A study released earlier this year by the University of California at Davis (UC Davis), finds that the reduction in water consumption in the state of California has also resulted in what was reported to be a “substantial reduction in greenhouse gas emissions.”
California experienced a four-year drought, which ended in 2016. In 2015, the state implemented regulations, requiring a 25 percent across-the-board cut in water consumption.
The UC Davis team reports that more than 525 million gallons of water were saved during that one-year period just as a result of the restrictions. This was on top of voluntary cutbacks on water consumption, which began as soon as the drought was declared.
As to how a reduction in water consumption could result in reductions in greenhouse gas emissions (GHG), “it’s all because of the close interconnection between water and energy,” says Klaus Reichardt, CEO, and Founder of Waterless CO, manufacturers of no-water urinals.
“It takes energy to treat and distribute water. If less water is being consumed and distributed, less electricity is needed, so fewer gas emissions are released.”
According to the researchers, this is precisely what happened. They found that due to reduced water consumptions and the need for electricity, there was a reduction of more than 500,000 metric tons of carbon dioxide released into the atmosphere.

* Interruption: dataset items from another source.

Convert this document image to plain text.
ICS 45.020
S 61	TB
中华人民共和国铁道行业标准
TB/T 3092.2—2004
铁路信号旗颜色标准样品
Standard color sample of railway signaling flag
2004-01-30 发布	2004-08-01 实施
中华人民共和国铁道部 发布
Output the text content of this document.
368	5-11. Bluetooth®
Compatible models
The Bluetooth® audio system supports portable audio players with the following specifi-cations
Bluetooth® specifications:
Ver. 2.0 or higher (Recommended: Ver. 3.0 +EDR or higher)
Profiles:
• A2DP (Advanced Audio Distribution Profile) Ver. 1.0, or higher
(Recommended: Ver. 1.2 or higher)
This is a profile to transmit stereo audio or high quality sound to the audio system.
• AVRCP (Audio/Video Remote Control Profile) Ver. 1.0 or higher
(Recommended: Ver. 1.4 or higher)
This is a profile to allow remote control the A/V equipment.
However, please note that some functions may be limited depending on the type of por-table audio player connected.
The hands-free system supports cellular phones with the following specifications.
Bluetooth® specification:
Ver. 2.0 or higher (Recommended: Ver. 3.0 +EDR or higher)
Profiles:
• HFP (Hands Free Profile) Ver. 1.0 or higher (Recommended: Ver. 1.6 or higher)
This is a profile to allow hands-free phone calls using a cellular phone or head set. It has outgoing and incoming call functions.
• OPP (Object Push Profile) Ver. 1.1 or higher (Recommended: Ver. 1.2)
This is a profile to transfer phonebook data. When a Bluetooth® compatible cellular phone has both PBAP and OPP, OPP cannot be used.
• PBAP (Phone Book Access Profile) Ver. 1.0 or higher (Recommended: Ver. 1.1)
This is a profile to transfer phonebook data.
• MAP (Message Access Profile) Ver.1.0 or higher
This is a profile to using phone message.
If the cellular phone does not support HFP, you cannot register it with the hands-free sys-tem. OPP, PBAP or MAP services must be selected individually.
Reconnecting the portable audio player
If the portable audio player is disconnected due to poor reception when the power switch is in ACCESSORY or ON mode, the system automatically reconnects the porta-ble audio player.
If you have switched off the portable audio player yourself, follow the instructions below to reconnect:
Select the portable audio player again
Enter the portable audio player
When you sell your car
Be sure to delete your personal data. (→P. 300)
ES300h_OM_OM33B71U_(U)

This is the equivalent of taking 111,000 cars off the road for one year.
"The scale of these integrated water-energy-GHG savings, achieved over such a short period, is remarkable,” says Professor Frank Loge, one of the authors of the study. “Our results provide strong support for including direct water conservation in the portfolio… for reducing energy consumption and greenhouse gas emissions.”
Reichardt adds that as scientists look for more ways to protect the environment and reduce greenhouse gas emissions, they will likely focus more attention on improving water efficiency.
“This study is clear, and there have been others like it. Reducing water consumption not only protects our most important resource, but our atmosphere as well.”